Bill Condon y Tonatiuh Elizarraraz se hicieron presentes en la inauguración del 40° Festival Internacional de Cine de Mar del Plata para exponer la nueva adaptación de El Beso de la Mujer Araña, la obra publicada por el argentino Manuel Puig en 1976. El largometraje dio el puntapié inicial en el Festival con una historia llena de amistad, amor, música, crueldad, propósito y revolución.
La novela es una de las más destacadas historias latinoamericanas de su época y se narra desde el encierro en un centro de detención clandestino durante la más reciente dictadura cívico/militar argentina. La obra de Puig relata la vida de Luis Molina (un homosexual acusado de corrupción de menores) y Valentín Arregui (militante de una organización revolucionaria) durante el tiempo que permanecen juntos en la misma celda y cómo su relación se va transformando con el tiempo, desde espía y espiado hasta enamorados.

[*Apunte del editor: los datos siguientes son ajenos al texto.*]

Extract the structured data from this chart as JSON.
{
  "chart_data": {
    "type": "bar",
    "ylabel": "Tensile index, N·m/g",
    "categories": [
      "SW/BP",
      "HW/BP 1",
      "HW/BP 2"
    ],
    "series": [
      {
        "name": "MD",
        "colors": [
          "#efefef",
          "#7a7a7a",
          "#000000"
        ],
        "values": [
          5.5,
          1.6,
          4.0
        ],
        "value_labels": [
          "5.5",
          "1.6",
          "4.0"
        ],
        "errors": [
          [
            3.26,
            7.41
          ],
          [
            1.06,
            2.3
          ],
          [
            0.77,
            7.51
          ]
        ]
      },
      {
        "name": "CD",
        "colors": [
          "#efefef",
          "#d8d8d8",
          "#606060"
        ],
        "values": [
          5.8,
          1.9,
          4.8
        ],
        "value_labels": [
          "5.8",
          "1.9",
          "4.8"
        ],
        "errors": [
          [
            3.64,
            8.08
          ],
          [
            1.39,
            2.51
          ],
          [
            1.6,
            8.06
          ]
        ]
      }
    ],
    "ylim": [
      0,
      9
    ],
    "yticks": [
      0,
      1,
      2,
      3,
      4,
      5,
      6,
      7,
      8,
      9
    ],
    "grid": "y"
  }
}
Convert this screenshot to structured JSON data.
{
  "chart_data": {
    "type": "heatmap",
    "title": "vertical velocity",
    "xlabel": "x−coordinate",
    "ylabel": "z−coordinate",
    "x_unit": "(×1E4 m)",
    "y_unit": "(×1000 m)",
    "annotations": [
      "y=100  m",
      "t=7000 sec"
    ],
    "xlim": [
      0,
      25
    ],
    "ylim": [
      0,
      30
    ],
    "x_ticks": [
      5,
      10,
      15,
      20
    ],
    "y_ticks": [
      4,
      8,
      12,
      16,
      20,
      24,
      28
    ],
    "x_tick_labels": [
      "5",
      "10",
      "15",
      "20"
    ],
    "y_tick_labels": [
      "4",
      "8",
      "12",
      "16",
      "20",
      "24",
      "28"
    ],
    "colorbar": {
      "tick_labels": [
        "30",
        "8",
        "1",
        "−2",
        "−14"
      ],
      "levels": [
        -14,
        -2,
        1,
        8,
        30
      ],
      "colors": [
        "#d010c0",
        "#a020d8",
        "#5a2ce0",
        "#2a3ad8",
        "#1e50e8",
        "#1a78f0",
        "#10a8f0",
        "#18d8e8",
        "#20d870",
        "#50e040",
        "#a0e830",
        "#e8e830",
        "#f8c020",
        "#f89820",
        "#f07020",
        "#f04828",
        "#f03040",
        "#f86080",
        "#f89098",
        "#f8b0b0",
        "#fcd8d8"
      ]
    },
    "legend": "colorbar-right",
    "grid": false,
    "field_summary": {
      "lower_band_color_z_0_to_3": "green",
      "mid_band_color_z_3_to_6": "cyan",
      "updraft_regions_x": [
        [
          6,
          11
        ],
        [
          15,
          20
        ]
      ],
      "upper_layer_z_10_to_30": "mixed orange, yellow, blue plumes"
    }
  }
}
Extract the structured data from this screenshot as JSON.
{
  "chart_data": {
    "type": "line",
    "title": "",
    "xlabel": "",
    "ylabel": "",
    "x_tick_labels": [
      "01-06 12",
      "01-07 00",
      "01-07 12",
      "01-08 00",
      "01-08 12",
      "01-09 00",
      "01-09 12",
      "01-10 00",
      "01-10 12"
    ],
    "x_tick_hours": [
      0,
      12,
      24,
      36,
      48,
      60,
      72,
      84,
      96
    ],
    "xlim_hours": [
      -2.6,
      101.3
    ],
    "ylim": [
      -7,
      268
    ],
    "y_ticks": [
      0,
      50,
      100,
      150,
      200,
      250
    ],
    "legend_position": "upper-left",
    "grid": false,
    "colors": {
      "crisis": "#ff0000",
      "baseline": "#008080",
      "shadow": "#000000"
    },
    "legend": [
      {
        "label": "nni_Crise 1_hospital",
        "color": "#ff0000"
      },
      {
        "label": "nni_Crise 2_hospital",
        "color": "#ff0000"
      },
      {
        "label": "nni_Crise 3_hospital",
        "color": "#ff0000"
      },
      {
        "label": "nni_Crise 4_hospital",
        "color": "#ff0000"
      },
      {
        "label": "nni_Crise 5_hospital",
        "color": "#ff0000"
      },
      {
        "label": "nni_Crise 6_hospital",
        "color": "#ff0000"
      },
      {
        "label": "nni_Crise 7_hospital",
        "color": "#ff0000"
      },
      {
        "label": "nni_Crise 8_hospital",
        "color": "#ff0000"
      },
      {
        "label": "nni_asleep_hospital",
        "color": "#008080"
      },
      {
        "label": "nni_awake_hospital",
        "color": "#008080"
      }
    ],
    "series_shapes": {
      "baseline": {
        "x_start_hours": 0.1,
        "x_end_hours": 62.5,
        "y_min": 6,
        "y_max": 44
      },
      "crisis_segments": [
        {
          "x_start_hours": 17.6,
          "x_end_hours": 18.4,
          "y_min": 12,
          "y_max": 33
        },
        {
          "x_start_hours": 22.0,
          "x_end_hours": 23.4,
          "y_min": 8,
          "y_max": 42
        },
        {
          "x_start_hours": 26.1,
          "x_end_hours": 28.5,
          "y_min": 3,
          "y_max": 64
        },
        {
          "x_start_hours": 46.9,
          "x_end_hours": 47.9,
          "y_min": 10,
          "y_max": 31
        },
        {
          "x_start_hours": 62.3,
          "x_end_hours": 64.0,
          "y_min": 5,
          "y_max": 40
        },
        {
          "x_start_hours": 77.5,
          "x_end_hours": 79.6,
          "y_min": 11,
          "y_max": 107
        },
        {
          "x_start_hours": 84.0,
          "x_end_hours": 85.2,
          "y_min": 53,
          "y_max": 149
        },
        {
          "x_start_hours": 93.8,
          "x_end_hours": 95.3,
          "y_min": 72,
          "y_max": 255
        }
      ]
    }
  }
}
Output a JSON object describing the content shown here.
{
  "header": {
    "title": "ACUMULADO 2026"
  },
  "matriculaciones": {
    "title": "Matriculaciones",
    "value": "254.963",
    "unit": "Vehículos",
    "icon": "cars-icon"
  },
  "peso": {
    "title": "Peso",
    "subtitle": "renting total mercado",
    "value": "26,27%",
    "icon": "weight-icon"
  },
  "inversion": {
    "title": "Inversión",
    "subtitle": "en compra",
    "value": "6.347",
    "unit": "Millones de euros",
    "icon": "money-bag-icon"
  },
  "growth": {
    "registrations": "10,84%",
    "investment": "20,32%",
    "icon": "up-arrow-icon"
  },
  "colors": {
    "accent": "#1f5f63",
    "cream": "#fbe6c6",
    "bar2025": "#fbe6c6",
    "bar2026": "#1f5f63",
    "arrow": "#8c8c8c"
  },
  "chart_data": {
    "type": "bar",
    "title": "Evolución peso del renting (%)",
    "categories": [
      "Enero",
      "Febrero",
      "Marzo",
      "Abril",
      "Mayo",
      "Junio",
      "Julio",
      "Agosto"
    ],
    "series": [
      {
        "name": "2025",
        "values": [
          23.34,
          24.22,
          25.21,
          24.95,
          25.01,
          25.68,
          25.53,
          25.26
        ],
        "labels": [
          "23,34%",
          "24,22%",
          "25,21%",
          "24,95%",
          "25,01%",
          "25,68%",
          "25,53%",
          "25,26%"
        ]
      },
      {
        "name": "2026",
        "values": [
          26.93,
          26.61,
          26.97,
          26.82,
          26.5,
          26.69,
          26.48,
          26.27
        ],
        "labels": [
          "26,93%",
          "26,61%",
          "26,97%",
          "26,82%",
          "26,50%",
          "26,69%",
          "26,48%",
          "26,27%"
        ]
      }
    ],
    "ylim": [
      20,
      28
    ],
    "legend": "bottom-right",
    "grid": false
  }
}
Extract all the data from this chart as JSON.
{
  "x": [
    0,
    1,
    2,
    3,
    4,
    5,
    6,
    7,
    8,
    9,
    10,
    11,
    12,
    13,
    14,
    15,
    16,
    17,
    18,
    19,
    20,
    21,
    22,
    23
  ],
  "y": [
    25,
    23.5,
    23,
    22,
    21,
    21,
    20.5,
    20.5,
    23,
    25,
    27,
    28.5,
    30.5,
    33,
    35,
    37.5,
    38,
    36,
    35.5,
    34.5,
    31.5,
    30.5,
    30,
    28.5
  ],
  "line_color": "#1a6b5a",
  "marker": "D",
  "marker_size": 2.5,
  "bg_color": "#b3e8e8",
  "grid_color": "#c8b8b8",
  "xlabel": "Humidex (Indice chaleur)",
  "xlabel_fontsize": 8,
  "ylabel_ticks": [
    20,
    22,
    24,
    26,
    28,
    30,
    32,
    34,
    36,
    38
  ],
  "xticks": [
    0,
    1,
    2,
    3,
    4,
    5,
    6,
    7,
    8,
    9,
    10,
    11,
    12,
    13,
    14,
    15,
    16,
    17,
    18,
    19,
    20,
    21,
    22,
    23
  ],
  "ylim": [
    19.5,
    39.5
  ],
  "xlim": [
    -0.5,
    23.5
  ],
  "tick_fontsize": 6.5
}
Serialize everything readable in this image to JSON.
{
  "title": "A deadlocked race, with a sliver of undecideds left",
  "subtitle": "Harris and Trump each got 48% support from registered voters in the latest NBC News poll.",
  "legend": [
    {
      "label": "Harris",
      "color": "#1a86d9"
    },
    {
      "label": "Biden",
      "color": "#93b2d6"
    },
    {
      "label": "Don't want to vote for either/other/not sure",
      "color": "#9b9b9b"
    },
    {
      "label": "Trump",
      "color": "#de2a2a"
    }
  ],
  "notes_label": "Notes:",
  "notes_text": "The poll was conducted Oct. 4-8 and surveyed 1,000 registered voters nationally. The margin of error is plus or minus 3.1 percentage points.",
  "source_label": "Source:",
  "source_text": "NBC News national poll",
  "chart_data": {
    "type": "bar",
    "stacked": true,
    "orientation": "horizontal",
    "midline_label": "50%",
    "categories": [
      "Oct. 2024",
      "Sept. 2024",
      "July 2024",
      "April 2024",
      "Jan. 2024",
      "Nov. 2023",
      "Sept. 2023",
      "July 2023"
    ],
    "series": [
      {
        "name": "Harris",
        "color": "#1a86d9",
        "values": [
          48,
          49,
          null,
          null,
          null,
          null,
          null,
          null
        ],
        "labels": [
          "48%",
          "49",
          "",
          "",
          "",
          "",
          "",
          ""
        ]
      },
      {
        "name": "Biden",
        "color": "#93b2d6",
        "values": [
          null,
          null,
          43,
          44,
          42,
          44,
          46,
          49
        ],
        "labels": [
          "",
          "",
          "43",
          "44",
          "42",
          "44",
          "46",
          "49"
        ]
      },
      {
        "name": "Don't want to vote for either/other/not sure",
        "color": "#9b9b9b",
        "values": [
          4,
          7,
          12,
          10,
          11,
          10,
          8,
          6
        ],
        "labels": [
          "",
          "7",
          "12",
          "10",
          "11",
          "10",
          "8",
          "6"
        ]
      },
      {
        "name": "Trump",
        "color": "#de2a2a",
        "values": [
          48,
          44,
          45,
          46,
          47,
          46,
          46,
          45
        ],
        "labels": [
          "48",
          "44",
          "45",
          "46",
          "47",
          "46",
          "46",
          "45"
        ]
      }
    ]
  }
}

La obra de Puig ya había sido adaptada por Héctor Babenco en 1985 y por Terrence McNally y el dúo Kander & Ebb en 1993, quienes transformaron el material en un musical que arrasó en Broadway. En esta ocasión, el largometraje de Condon retoma la historia de amor y libertad con tintes fantásticos del icónico musical de Broadway, ofreciendo una experiencia cinematográfica singular y cautivadora a través de las actuaciones de Diego Luna, Tonatiuh Elizarraraz y la espectacular presencia musical de Jennifer Lopez.
Si bien se sitúa durante la época más cruel de la sociedad argentina, la película está hablada en su totalidad en inglés y no es necesariamente una historia que capte fielmente esos años oscuros (para ello les recomendamos películas como La historia oficial, Crónica de una fuga o Infancia Clandestina), aunque si muestra un poco la violencia con la que los militares trataban a los desaparecidos. Condon pone el foco en dos cosas: el amor y la música.

Esta versión de 2025 de El beso de la mujer araña es un híbrido entre musical y romance, contrastando el ambiente triste y gris de la celda con la película que le narra Molina a Valentin protagonizada por La Luna, el personaje de JLO. La tragedia que sufren los protagonistas se disuelve en la fantasía technicolor de esta narración. Diego Luna y Tonatiuh Elizarraraz hacen un gran trabajo interpretando a los personajes de la historia principal y, al mismo tiempo, a los de la fantasía narrada por Molina.
Los trece números musicales son visualmente hermosos, coloridos e hipnóticos, acompañados de una coreografía espectacular que complementan muy bien la narración de Molina sobre La Luna, la cual no es más que la fantasía de un hombre en busca de una amor y un propósito. Jennifer Lopez es brillante en su rol de diva en esta fantasía de época. Si eres fan de las películas musicales, estas secuencias se llevarán por completo tu atención.

A mi, particularmente, los musicales no me interpelan mucho, así que por más que sean visualmente deslumbrantes me sacaron un poco del tono dramático de la historia principal. La película a veces pierde su emoción y se vuelve demasiado estética, la sordidez real del régimen militar no termina de estar bien representada, aunque Elizarraraz y Luna hacen un trabajo increíble para que nosotros terminemos encariñándonos con sus personajes.
La novela de Puig ponen al amor y la imaginación como las armas principales contra el totalitarismo. Los personajes principales, a pesar de perder su libertad, nunca pierden sus sueños. Ese concepto se pierde un poco en el medio de la obra de Condon, pero se retoma claramente al final. Al fin y al cabo es una película audaz, se caracteriza por ser una combinación de géneros y es ciertamente diferente al resto de las cintas que vemos en la actualidad.